1. Comment évaluez- vous les développements récents dans la question chypriote ?
Il y a un progrès très important. Les négociations entre les deux chefs des communautés, de communauté chypriote grecque et de communauté chypriote turque sont arrivées à un moment, à un point très satisfaisant pour continuer les négociations. Tout d’ abord, il y a une évolution historique, symboliquement et réellement parlant: c’est la première fois après 1974, après l’invasion turque à Chypre, qu’on a la présentation de cartes de l’île. Cette évolution est importante parce que les deux chefs des communautés essaient de définir leur espace – la “frontière” entre leurs communautés- par eux-mêmes et à travers les négociations. En fait, ils essayent de reconstituer une “frontière” de confiance et de paix entre les deux communautés, annulant ainsi dans la pratique les conséquences de l’invasion qui a violement imposé la frontière de la haine qui divise deux “mondes” et par conséquent l’espace chypriote en deux “pays” ennemi l’un contre l’ autre. Par la présentation de ces cartes, les chefs chypriotes revendiquent la responsabilité de gérer l’espace chypriote, et non pas l’armée turque. Ceci est un premier pas vers la solution, un pas relevé de la volonté des deux chefs chypriotes.
2. Quel bilan portez-vous sur l’intervention européenne en ce qui concerne les négociations de Genève?

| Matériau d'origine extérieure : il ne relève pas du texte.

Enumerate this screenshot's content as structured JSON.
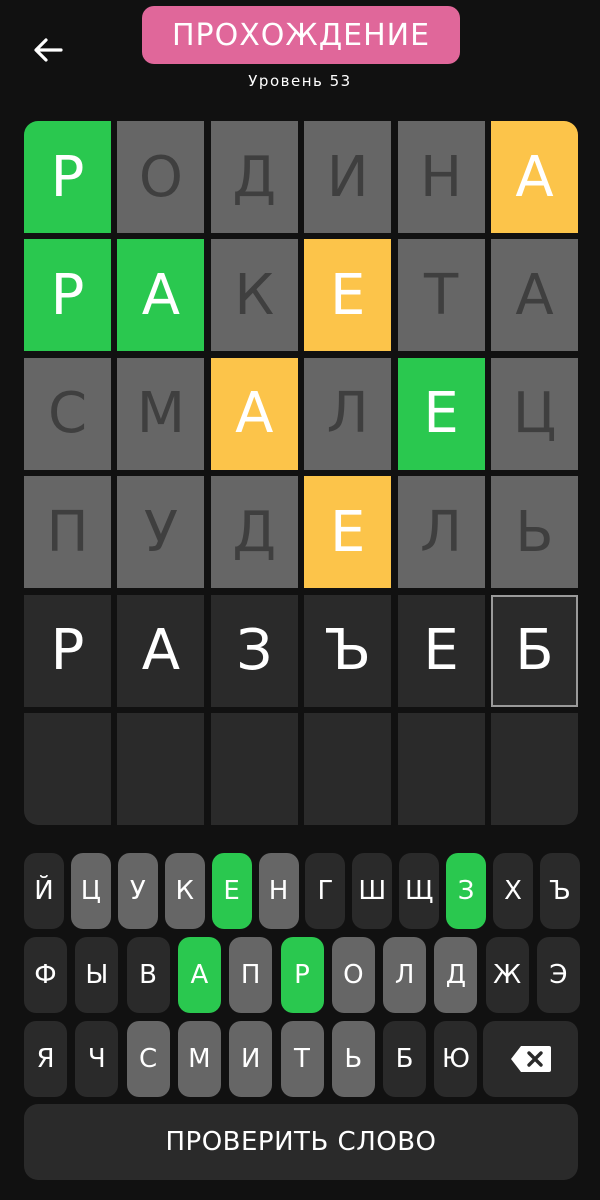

C’est la première fois que l’Union Européenne s’implique d’une manière plus active dans la question chypriote. A mon avis, il faut s’impliquer d’avantage, d’autant plus que Chypre est la frontière sud-est de l’Europe, la frontière entre l’Europe et le Moyen Orient. La solution ou la non solution du problème chypriote doit être au cœur de la politique européenne. Et ceci parce qu’a travers Chypre aussi (et non pas seulement à travers Chypre bien sûr), l’Union Européenne va se “réinventer”, va “réinventer” son “monde” et son voisinage, les valeurs qui prévalent ses relations avec son entourage. La solution du problème chypriote, du problème frontalier de l’Europe, va donner la signe que: 1) l’Union Européenne a la responsabilité politique de ses frontières. 2) Elle ne permet pas la perpétuation de “zones grises” et sous domination sur son espace, des zones qui mènent à la division de son espace frontalier entre “monde chrétien” et “monde musulman”, l’un contre l’autre. 3) Elle finit définitivement avec son passé colonial et avec les politiques nationalistes récentes qui minent l’effort de l’européanisation de son espace, et, 4) elle fait de ses frontières le pont d’ouverture vers son voisinage et non pas le “mur de la haine” entre un monde européen et “les barbares”. En résumant, la résolution du problème chypriote, notamment à une période cruciale pour l’avenir non seulement de l’Europe mais du monde entier, va montrer que les valeurs européennes persistent encore et que le monde (au niveau local, européen et global) n’est pas divisé à travers des critères de civilisation, (couleur et religion), mais que le respect des institutions démocratiques, d’ égalité et de justice est la base de coexistence. La résolution du problème chypriote donc, la formation d’un cadre institutionnel de coexistence de deux communautés de repères religieux et ethniques différents sous le même état -chypriote et européen- peut être un acte de résistance à un nationalisme galopant et menaçant.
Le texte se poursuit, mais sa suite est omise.